Lastly Martinez. I disagree totally on him. He isn't shitte at all. He is the way he is due to inconsistent tactics, playing him out of position and absolutely dire people around him. Put him at Arsenal at LB and I guarantee you he'd be better with the winger helping him out, 2 competent DCs and a DM infront of him. This is what I mean, uptil the start of the season he was the butcher, one of the best and now he's sh*t?

I said it before too I watch Utd every week unless we are playing due to my best mate so this post isn't the back of me watching 10 min TikTok reels or being a rival fan but my honest truth.

I’m confused. The fan base does not have any meaningful input on club transfer policy. Our manager has had meaningful input on our transfer policy. That’s why they are not blamed equally.
 
From recruitment point of view,has to be the Manager that has done the most damage post Sir Alex.
The bolded looking like flops

  • Antony£85m
  • Rasmus Hojlund£72m
  • Casemiro£70m
  • Mason Mount£60m
  • Lisandro Martinez£57m
  • Leny Yoro – £52m
  • Manuel Ugarte – £50.8m
  • Andre Onana£47.2m
  • Matthijs de Ligt – £43m
  • Joshua Zirkzee – £36m
  • Noussair Mazraoui – £17m
  • Tyrell Malacia – £14.6m
  • Altay Bayindir – £4.3m
This list gave me chest and shoulder pains.

No wonder we're in this hole.
 
It’s been said to death I know but I will never get over the Antony signing.
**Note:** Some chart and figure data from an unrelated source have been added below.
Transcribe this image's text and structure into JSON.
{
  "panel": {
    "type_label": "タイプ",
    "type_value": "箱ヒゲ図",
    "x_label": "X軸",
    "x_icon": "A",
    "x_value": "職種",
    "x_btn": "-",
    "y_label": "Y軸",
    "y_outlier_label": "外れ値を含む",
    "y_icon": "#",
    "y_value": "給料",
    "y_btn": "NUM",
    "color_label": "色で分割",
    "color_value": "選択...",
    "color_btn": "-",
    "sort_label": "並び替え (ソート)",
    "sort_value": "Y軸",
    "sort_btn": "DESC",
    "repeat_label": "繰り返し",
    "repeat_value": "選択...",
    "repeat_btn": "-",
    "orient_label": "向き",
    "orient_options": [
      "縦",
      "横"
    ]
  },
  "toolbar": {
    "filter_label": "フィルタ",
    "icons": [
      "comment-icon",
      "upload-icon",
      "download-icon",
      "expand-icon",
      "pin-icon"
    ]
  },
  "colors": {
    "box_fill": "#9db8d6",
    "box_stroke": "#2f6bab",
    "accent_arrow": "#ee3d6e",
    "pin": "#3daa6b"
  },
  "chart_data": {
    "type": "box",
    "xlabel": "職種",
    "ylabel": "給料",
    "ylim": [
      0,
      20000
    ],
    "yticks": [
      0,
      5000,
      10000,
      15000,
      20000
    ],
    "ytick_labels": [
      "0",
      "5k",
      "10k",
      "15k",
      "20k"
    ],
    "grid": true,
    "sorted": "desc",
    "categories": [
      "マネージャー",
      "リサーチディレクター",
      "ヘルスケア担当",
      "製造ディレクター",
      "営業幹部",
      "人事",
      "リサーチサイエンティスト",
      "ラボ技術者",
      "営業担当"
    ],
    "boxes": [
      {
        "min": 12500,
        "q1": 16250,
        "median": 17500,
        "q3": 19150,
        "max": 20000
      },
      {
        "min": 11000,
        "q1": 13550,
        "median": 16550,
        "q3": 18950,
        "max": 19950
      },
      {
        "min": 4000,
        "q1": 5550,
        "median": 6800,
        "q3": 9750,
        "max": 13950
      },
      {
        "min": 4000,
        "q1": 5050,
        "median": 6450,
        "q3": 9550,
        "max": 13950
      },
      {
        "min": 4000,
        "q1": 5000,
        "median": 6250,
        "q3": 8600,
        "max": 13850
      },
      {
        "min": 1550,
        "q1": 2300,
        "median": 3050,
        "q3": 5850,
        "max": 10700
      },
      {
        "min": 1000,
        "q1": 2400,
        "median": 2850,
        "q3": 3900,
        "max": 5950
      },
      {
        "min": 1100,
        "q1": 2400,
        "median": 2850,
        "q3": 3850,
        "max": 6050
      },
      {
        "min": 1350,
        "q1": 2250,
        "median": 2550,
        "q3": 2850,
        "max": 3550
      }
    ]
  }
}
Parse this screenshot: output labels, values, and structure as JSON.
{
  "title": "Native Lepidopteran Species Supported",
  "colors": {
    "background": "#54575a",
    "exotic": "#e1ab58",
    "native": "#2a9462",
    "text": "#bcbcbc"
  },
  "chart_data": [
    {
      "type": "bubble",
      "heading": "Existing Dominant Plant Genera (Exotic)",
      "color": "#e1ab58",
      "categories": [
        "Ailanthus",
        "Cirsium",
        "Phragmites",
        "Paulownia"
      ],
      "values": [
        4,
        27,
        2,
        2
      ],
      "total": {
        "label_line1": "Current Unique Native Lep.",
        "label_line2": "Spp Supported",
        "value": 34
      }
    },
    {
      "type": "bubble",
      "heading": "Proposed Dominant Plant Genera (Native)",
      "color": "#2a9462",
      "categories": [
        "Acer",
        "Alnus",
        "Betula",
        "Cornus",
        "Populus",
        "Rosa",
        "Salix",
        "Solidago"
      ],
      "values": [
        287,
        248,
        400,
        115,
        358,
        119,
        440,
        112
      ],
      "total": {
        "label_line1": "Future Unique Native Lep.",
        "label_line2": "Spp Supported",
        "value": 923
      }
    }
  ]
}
Ultimately he didn’t sign off on the deal but when he sees the fee reaching 90m you obviously speak up and look elsewhere it’s common sense, it’s even more worrying that he’s managed this player before and thought ‘90m well spent’…..I mean fecking hell.

Ajax fans were laughing at us when that bid went in they knew he was a 30-40m player at best
You underestimate Ajaxfans.

All their players are Gods gift to football and worth 100 million.